Aralık.


Bu sıralar bitki çayı içmeyi seviyorum. En çok da kokusundan dolayı. Bir şeyleri koklayarak yemeyi ve içmeyi ayrıca seviyorum. Mandalina yemeyi de en çok bu nedenle seviyor olabilirim. Kabuğunu soyarken yayılan koku, hatta ellerime sinen mandalina kokusu... Bunlar bana keyif veriyor. Önceki yıllarda salep içmeyi de çok severdim. Hatta favori kış içeceğim salepti. Yeni yıl zamanı dendi mi bile aklıma gelen üç şeyden biri saleptir. Sonra ne oldu bilmem, belki de şekerli bulduğumdan, pek içmemeye başladım. Ayın temasına uygun bir şeyler yapmak güzel. Bir şeyler içmek, yemek, okumak, izlemek... belki gezmek, konuşmak, düşünmek.

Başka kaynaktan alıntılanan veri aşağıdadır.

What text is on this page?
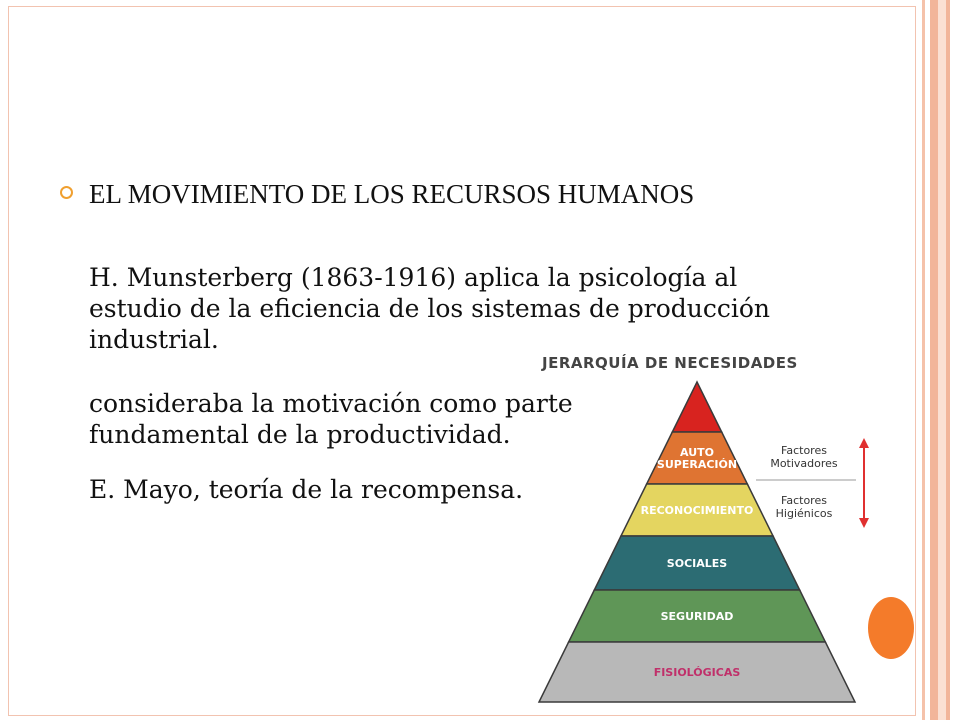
EL MOVIMIENTO DE LOS RECURSOS HUMANOS
H. Munsterberg (1863-1916) aplica la psicología al estudio de la eficiencia de los sistemas de producción industrial.
consideraba la motivación como parte fundamental de la productividad.
E. Mayo, teoría de la recompensa.
JERARQUÍA DE NECESIDADES
AUTO SUPERACIÓN
RECONOCIMIENTO
SOCIALES
SEGURIDAD
FISIOLÓGICAS
Factores Motivadores
Factores Higiénicos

Her ay için o ayın temasına uygun bir şeyler okumak ve izlemek istiyorum ama sonra canım istemiyor. Örneğin ekim ayını cadılara ayırmak istemiştim ama ucundan kıyısından bir bakındım çekildim. Kasım ayını her yıl aşk temasına ayırasım gelir, bu sefer ne yalan söyleyim içimden de gelmedi aslında. Belki de bu nedenle romantik filmler vs izlemedim. Esasında yeniden izlemek istediğim bazı filmler vardı. Özellikle de Eternal Sunshine of the Spotless Mind'ı her yıl kasım ayında yeniden izlemek istiyorum ama nedense filmi izleyemeden ayı bitiriyorum. Bu filmi ilk kez yıllar evvel izlemiştim. Hatta liseye mi gidiyordum, üniversite 1'e mi... Ah kesin çok etkilenmişimdir biliyorum. Eskiden böyle şeyler burnumun direğinden girer, kalbimde dolanır dolanır, zamanla ya içimde yer tutar, ya da uçar giderdi. Bu film yer tutmuş demek... Ne zaman orada burada bir editini, bir paylaşımını vs görsem ah bu filmm olurum. Oysa filmin detaylarını hatırlamıyorum bile! Kasım bitse de belki yine de izlerim. Niye kasım diye diretiyorsam... Aslında diretmek de değil de, hani ayların teması dedik ya, kasım ayı da romantizm temasına uygun gelir bana, ondan olacak aklıma bazı romantik filmler o ayda gelir işte.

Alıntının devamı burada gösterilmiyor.